Le problème inhérent à l'utilisation de l'Avanza est son principal actif, le benzobicyclon, pas encore autorisé au niveau européen et considéré par l'Agence européenne des produits chimiques (ECHA) comme « très toxique pour les organismes aquatiques, entraînant des effets néfastes à long terme ».
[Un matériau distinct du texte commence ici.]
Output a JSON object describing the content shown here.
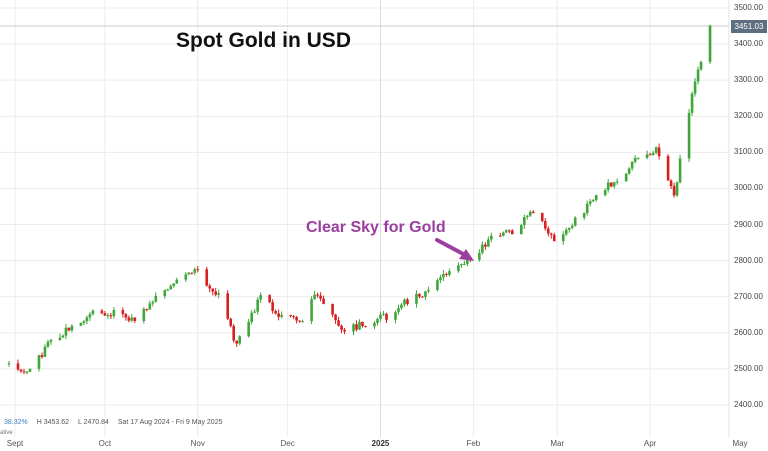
{
  "chart_data": {
    "type": "candlestick",
    "title": "Spot Gold in USD",
    "annotation": "Clear Sky for Gold",
    "last_price": "3451.03",
    "y_ticks": [
      "3500.00",
      "3400.00",
      "3300.00",
      "3200.00",
      "3100.00",
      "3000.00",
      "2900.00",
      "2800.00",
      "2700.00",
      "2600.00",
      "2500.00",
      "2400.00"
    ],
    "ylim": [
      2348,
      3505
    ],
    "x_ticks": [
      {
        "label": "Sept",
        "date": "2024-09-01",
        "bold": false
      },
      {
        "label": "Oct",
        "date": "2024-10-01",
        "bold": false
      },
      {
        "label": "Nov",
        "date": "2024-11-01",
        "bold": false
      },
      {
        "label": "Dec",
        "date": "2024-12-01",
        "bold": false
      },
      {
        "label": "2025",
        "date": "2025-01-01",
        "bold": true
      },
      {
        "label": "Feb",
        "date": "2025-02-01",
        "bold": false
      },
      {
        "label": "Mar",
        "date": "2025-03-01",
        "bold": false
      },
      {
        "label": "Apr",
        "date": "2025-04-01",
        "bold": false
      },
      {
        "label": "May",
        "date": "2025-05-01",
        "bold": false
      }
    ],
    "info_bar": {
      "change_pct": "38.32%",
      "high": "H 3453.62",
      "low": "L 2470.84",
      "range": "Sat 17 Aug 2024 - Fri 9 May 2025"
    },
    "mode_label": "ative",
    "colors": {
      "up": "#3fa63a",
      "down": "#d81e1e",
      "annotation": "#9a3fa0",
      "grid": "#ececec",
      "price_line": "#c8c8c8"
    },
    "grid": true,
    "series": [
      {
        "x": "2024-08-30",
        "close": 2513
      },
      {
        "x": "2024-09-06",
        "close": 2497
      },
      {
        "x": "2024-09-13",
        "close": 2578
      },
      {
        "x": "2024-09-20",
        "close": 2622
      },
      {
        "x": "2024-09-27",
        "close": 2658
      },
      {
        "x": "2024-10-04",
        "close": 2654
      },
      {
        "x": "2024-10-11",
        "close": 2633
      },
      {
        "x": "2024-10-18",
        "close": 2702
      },
      {
        "x": "2024-10-25",
        "close": 2746
      },
      {
        "x": "2024-10-31",
        "close": 2776
      },
      {
        "x": "2024-11-08",
        "close": 2700
      },
      {
        "x": "2024-11-14",
        "close": 2566
      },
      {
        "x": "2024-11-22",
        "close": 2702
      },
      {
        "x": "2024-11-29",
        "close": 2640
      },
      {
        "x": "2024-12-06",
        "close": 2638
      },
      {
        "x": "2024-12-11",
        "close": 2712
      },
      {
        "x": "2024-12-19",
        "close": 2612
      },
      {
        "x": "2024-12-27",
        "close": 2622
      },
      {
        "x": "2025-01-03",
        "close": 2647
      },
      {
        "x": "2025-01-10",
        "close": 2689
      },
      {
        "x": "2025-01-17",
        "close": 2718
      },
      {
        "x": "2025-01-24",
        "close": 2770
      },
      {
        "x": "2025-01-31",
        "close": 2810
      },
      {
        "x": "2025-02-07",
        "close": 2861
      },
      {
        "x": "2025-02-14",
        "close": 2882
      },
      {
        "x": "2025-02-21",
        "close": 2935
      },
      {
        "x": "2025-02-28",
        "close": 2860
      },
      {
        "x": "2025-03-07",
        "close": 2910
      },
      {
        "x": "2025-03-14",
        "close": 2984
      },
      {
        "x": "2025-03-21",
        "close": 3022
      },
      {
        "x": "2025-03-28",
        "close": 3085
      },
      {
        "x": "2025-04-03",
        "close": 3110
      },
      {
        "x": "2025-04-09",
        "close": 2980
      },
      {
        "x": "2025-04-14",
        "close": 3215
      },
      {
        "x": "2025-04-17",
        "close": 3327
      },
      {
        "x": "2025-04-21",
        "close": 3451
      }
    ]
  }
}
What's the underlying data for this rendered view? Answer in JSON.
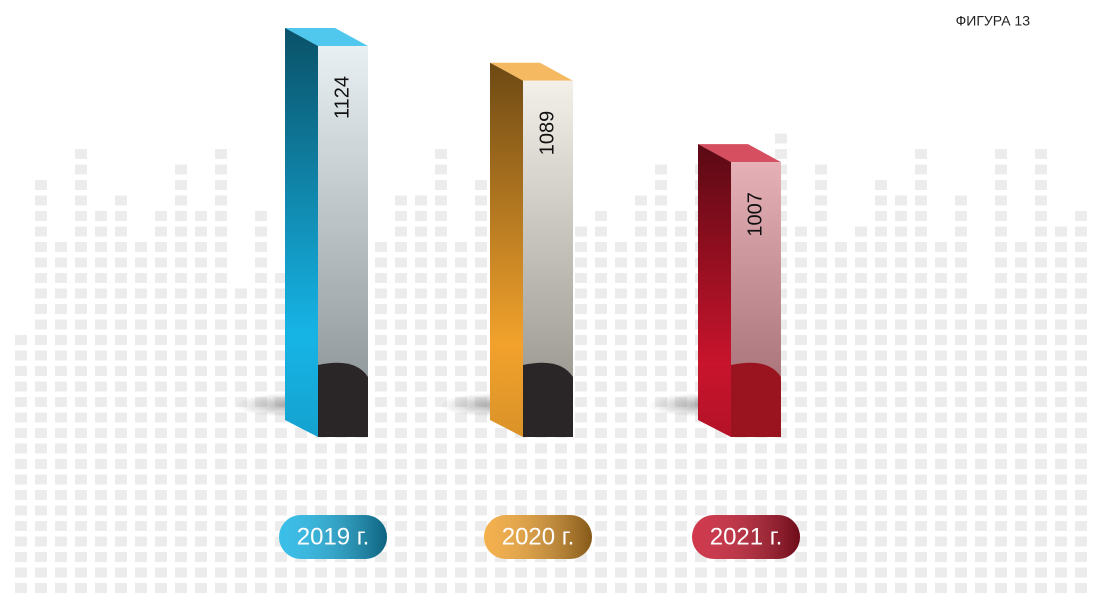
{
  "chart_data": {
    "type": "bar3d",
    "title": "ФИГУРА 13",
    "categories": [
      "2019 г.",
      "2020 г.",
      "2021 г."
    ],
    "values": [
      1124,
      1089,
      1007
    ],
    "colors": [
      "#16b4e6",
      "#f2a22c",
      "#c8142c"
    ],
    "ylim": [
      730,
      1130
    ]
  }
}
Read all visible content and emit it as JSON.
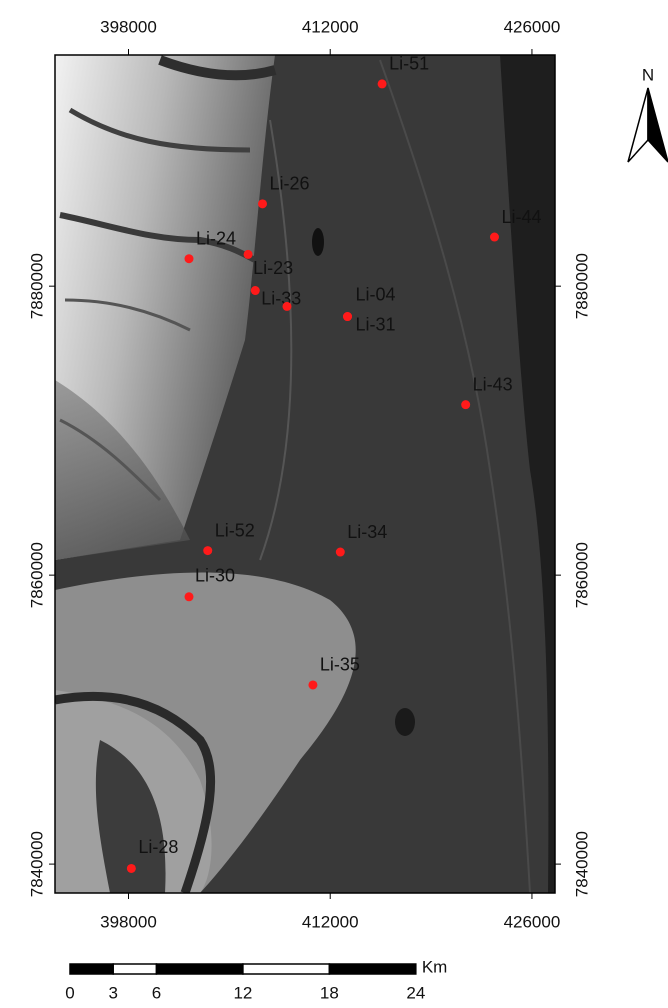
{
  "map": {
    "xlim": [
      392900,
      427600
    ],
    "ylim": [
      7838000,
      7896000
    ],
    "xticks": [
      398000,
      412000,
      426000
    ],
    "yticks": [
      7840000,
      7860000,
      7880000
    ],
    "point_color": "#ff1a1a",
    "label_color": "#e8d21c",
    "points": [
      {
        "label": "Li-51",
        "x": 415600,
        "y": 7894000
      },
      {
        "label": "Li-26",
        "x": 407300,
        "y": 7885700
      },
      {
        "label": "Li-44",
        "x": 423400,
        "y": 7883400
      },
      {
        "label": "Li-24",
        "x": 402200,
        "y": 7881900
      },
      {
        "label": "Li-23",
        "x": 406300,
        "y": 7882200
      },
      {
        "label": "Li-33",
        "x": 406800,
        "y": 7879700
      },
      {
        "label": null,
        "x": 409000,
        "y": 7878600
      },
      {
        "label": "Li-04",
        "x": 413200,
        "y": 7877900
      },
      {
        "label": "Li-31",
        "x": 413200,
        "y": 7877900
      },
      {
        "label": "Li-43",
        "x": 421400,
        "y": 7871800
      },
      {
        "label": "Li-52",
        "x": 403500,
        "y": 7861700
      },
      {
        "label": "Li-34",
        "x": 412700,
        "y": 7861600
      },
      {
        "label": "Li-30",
        "x": 402200,
        "y": 7858500
      },
      {
        "label": "Li-35",
        "x": 410800,
        "y": 7852400
      },
      {
        "label": "Li-28",
        "x": 398200,
        "y": 7839700
      }
    ],
    "north": "N",
    "scale_bar": {
      "ticks": [
        0,
        3,
        6,
        12,
        18,
        24
      ],
      "unit": "Km"
    }
  }
}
« L'Avanza est une nouvelle molécule chimique qui peut être qualifiée de produit propre car elle se désagrège complètement dans l'eau au bout de trente jours, défend Marc Bermond, riziculteur et trésorier au syndicat des riziculteurs de France. Son utilisation est soumise à des critères stricts : des parcelles déjà semées en 2023 ou sujettes à des difficultés de désherbage, dans la limite d'une quantité maximale de 6.750 litres de produit commercial. De plus, les pulvérisations ne sont autorisées que dans les parcelles situées en dehors d'un périmètre de protection de captage pour l'alimentation en eau potable et doivent être effectuées sur des rizières inondées - plus de 4 cm d'eau - dans une eau stable. Je ne comprends pas cet "agribashing" facile car la culture du riz en Camargue est l'une des plus résilientes en Europe et celle qui utilise le moins de produits phytosanitaires (six ou sept, NDLR). Nos voisins italiens, espagnols ou portugais en utilisent le triple et je ne vous parle pas du riz basmati en provenance d'Inde ou du Pakistan, qui, avec ses 34 pesticides, est le plus contaminé mais pourtant le plus consommé par les Français. »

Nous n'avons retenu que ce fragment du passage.